Highlights of three new studies involving geriatric psychiatry include: older adults who carry the apolipoprotein E4 (APOE4) genotype can reap the cognitive benefits of healthy lifestyle changes; personality changes during the transition from cognitive health to mild cognitive impairment (MCI) occur early on during the development of Alzheimer disease; and metabolic syndrome in depressed older adults affects their response to antidepressant treatment.
Healthy lifestyle changes may be beneficial for cognition in older, at-risk individuals even in the presence of APOE4–related genetic susceptibility to dementia. A randomized clinical trial in 6 centers, The Finnish Geriatric Intervention Study to Prevent Cognitive Impairment and Disability, included 1109 participants, mean age 69.3 years; 362 were APOE ε4 allele carriers (173 intervention and 189 control) and 747 were non-carriers (380 intervention and 367 control).
The cognitive benefits of a 2-year, multipronged intervention targeting diet, exercise, cognitive training and vascular risk factors did not significantly differ between APOE4 ε4 allele carriers and non-carriers.
Clinical Implications for Study 1: “Whether such benefits are more pronounced in APOE ε4 carriers compared with non-carriers should be further investigated. The findings also emphasize the importance of early prevention strategies that target multiple modifiable risk factors simultaneously,” stated the researchers, led by Alina Solomon, MD, PhD, from the Institute of Clinical Medicine/Neurology, University of Eastern Finland in Kuopio.
Personality changes begin during the transition from preclinical Alzheimer disease to mild cognitive impairment and resemble the clinical behavioral disorders that arise in those with dementia. A study included 277 neuropsychiatrically healthy people predisposed to APOE ɛ4 genetically. After longitudinal observations for more than 7 years, 25 people developed MCI and were compared with the 252 non-transitioners. All participants had medical and neurological (or brain) exams, and were also screened for depression, as well as cognitive and physical function.

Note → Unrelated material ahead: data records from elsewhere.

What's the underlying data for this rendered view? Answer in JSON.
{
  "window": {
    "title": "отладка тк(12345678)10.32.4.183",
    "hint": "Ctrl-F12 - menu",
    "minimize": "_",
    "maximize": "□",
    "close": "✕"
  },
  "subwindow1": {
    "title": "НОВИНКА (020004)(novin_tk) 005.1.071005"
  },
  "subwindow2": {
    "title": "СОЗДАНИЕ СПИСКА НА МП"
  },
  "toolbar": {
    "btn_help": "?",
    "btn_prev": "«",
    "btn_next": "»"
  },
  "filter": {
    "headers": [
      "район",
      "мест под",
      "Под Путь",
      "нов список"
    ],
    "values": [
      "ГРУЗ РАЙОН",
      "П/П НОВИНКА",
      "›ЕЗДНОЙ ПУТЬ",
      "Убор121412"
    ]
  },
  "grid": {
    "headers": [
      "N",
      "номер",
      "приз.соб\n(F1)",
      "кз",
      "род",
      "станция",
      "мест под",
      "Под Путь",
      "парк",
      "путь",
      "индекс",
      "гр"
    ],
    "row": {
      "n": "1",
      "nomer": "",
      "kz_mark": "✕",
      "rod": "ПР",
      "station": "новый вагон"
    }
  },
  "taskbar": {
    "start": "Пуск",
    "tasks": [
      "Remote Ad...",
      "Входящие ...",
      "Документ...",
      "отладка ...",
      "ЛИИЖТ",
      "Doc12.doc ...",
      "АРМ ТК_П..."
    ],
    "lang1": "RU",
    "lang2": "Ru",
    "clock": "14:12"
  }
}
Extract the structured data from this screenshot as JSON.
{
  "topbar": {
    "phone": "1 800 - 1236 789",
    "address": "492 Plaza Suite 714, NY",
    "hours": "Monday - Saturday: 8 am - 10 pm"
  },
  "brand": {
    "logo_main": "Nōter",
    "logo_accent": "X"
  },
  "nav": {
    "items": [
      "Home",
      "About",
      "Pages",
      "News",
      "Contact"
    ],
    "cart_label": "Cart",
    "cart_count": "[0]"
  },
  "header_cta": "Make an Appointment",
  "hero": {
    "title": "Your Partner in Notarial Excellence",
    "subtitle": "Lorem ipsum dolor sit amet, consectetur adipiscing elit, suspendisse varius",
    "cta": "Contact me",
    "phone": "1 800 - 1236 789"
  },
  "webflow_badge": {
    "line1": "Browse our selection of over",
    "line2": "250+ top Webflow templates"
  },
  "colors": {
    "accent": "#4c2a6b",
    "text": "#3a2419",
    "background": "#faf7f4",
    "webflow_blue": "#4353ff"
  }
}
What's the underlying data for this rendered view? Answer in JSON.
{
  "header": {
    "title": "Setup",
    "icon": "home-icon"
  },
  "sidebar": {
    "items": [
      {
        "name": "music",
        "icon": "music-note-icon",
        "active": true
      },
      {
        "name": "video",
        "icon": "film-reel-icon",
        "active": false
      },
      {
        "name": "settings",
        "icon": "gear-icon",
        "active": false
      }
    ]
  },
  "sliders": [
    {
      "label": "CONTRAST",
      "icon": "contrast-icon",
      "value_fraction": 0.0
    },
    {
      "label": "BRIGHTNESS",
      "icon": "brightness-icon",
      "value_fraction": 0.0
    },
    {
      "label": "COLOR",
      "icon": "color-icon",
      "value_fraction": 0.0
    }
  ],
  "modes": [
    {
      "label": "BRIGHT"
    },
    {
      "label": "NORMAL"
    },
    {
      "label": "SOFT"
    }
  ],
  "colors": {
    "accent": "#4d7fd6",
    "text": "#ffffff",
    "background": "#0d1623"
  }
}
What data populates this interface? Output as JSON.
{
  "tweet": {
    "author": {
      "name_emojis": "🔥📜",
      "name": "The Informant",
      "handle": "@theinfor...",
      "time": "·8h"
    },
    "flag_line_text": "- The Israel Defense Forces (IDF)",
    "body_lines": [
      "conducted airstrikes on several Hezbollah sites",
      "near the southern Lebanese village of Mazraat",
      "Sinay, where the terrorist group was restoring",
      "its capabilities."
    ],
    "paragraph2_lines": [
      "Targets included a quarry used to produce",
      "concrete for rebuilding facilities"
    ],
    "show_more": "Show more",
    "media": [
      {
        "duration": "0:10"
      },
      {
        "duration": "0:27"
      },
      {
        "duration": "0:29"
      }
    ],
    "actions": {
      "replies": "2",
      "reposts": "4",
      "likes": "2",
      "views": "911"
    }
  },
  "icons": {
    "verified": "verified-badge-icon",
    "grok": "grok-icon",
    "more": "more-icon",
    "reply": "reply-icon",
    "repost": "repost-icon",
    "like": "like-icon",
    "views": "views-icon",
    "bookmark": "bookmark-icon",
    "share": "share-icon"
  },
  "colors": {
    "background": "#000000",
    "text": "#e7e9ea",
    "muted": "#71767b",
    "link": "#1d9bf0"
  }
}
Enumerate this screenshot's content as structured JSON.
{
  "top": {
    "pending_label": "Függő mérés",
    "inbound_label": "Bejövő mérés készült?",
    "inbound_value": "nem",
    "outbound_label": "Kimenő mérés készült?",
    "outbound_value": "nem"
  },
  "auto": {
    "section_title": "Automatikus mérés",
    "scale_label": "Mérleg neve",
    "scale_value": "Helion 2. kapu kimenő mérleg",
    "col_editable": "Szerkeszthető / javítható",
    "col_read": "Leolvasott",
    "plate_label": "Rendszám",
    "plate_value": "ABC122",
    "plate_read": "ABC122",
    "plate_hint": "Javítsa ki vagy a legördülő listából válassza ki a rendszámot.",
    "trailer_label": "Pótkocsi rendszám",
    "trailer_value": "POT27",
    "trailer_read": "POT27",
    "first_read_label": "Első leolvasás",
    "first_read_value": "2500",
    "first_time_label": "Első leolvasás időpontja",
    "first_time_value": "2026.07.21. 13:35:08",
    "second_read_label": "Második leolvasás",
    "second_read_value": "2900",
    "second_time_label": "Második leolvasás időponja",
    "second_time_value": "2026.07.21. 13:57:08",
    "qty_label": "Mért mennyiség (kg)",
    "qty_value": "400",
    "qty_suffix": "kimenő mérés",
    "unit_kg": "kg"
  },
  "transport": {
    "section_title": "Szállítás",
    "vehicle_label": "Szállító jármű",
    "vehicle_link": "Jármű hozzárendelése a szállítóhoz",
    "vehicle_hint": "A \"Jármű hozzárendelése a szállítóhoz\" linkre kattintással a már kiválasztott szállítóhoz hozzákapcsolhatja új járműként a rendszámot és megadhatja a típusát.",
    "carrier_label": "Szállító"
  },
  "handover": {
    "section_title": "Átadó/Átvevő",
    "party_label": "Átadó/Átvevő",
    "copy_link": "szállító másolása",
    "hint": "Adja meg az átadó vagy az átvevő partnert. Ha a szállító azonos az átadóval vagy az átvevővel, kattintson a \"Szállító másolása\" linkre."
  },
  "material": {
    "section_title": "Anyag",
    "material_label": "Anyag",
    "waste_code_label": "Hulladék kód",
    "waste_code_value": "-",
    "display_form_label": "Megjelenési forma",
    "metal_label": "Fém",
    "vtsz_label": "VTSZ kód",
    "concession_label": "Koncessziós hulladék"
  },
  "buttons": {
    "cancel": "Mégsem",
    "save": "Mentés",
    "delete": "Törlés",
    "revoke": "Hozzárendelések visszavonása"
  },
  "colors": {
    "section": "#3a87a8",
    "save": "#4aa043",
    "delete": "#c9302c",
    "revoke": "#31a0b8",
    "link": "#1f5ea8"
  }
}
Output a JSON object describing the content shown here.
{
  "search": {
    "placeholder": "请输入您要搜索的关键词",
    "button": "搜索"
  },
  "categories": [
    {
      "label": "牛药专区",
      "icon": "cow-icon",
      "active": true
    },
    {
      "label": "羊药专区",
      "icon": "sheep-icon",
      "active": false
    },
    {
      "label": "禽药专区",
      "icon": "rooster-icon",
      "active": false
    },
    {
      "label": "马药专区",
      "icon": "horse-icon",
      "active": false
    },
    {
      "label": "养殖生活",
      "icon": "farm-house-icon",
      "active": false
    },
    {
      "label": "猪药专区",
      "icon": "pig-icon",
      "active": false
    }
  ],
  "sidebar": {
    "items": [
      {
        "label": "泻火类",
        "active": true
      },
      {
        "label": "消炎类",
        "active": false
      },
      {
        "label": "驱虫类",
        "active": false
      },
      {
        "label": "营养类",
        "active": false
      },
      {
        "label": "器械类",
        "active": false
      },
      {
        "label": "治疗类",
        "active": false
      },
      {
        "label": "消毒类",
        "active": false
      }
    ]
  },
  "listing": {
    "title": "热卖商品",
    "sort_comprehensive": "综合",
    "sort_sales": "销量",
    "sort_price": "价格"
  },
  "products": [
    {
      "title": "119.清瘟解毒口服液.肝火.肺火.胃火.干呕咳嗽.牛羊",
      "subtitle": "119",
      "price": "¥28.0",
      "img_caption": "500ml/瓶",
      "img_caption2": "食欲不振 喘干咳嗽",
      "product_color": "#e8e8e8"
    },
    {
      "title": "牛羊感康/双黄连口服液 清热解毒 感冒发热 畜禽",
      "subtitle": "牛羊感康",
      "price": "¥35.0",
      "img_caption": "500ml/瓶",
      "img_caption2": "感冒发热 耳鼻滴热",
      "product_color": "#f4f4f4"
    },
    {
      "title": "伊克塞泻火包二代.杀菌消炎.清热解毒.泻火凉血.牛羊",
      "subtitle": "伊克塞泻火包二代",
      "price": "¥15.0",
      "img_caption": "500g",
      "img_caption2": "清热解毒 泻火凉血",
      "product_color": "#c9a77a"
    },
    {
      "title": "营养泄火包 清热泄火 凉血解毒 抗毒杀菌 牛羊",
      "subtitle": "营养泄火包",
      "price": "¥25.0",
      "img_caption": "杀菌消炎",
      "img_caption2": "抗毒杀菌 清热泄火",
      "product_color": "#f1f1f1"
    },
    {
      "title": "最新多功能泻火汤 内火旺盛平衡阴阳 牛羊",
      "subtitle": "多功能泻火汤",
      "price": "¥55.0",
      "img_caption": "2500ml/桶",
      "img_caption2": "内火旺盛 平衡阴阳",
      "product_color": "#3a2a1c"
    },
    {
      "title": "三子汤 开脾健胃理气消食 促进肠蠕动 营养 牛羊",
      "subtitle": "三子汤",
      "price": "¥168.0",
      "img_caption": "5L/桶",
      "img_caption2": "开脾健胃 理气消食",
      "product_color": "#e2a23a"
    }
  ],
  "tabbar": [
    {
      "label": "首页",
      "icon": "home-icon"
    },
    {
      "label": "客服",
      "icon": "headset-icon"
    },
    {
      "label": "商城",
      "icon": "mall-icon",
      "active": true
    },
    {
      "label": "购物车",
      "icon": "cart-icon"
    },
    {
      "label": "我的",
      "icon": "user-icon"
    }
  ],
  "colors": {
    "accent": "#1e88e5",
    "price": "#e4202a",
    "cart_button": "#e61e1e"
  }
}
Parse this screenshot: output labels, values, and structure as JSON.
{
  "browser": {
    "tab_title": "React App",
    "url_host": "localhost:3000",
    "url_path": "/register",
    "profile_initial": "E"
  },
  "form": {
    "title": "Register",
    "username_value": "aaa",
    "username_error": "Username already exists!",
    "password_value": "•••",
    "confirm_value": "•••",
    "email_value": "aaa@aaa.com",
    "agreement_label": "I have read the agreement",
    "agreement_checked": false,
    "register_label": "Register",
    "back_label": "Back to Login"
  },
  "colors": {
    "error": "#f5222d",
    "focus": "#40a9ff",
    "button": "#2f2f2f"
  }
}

The results show changes in personality, including increasing neuroticism and decreasing openness, coincided with the transition from preclinical Alzheimer’s disease to MCI, with concomitant subclinical changes in behavioral measures of somatization, depression, anxiety, irritability and aggression.
Clinical Implications for Study 2: With further research, “earlier identification of predisposing personality changes might facilitate earlier, safer, more effective treatment or even prevention of behavioral disorders in individuals with Alzheimer’s disease,” stated the researchers, led by Richard J. Caselli, MD, of the Mayo Clinic Arizona.
Metabolic syndrome leads to decreased rates of remission from depression in older adults who are treated pharmacologically. A secondary analysis of a randomized controlled trial set in three academic medical centers in North America included 435 adults, mean age 69.1 years, with major depressive disorder. They were treated with extended-release venlafaxine for 12 or more weeks. Half of the patients met criteria for metabolic syndrome at baseline; those with metabolic syndrome had greater severity and chronicity of depression.
Remission was achieved in 182 participants (42%). In an unadjusted analysis, metabolic syndrome was associated with prolonged time to remission, but this relationship was not significant in the adjusted model.
Clinical Implications for Study 3: Poorer antidepressant response observed in those with metabolic syndrome accounts for the greater symptom severity and chronicity of depression. The results suggest that older adults with metabolic syndrome may be an important group for clinicians to pay close attention to when screening for and treating depression.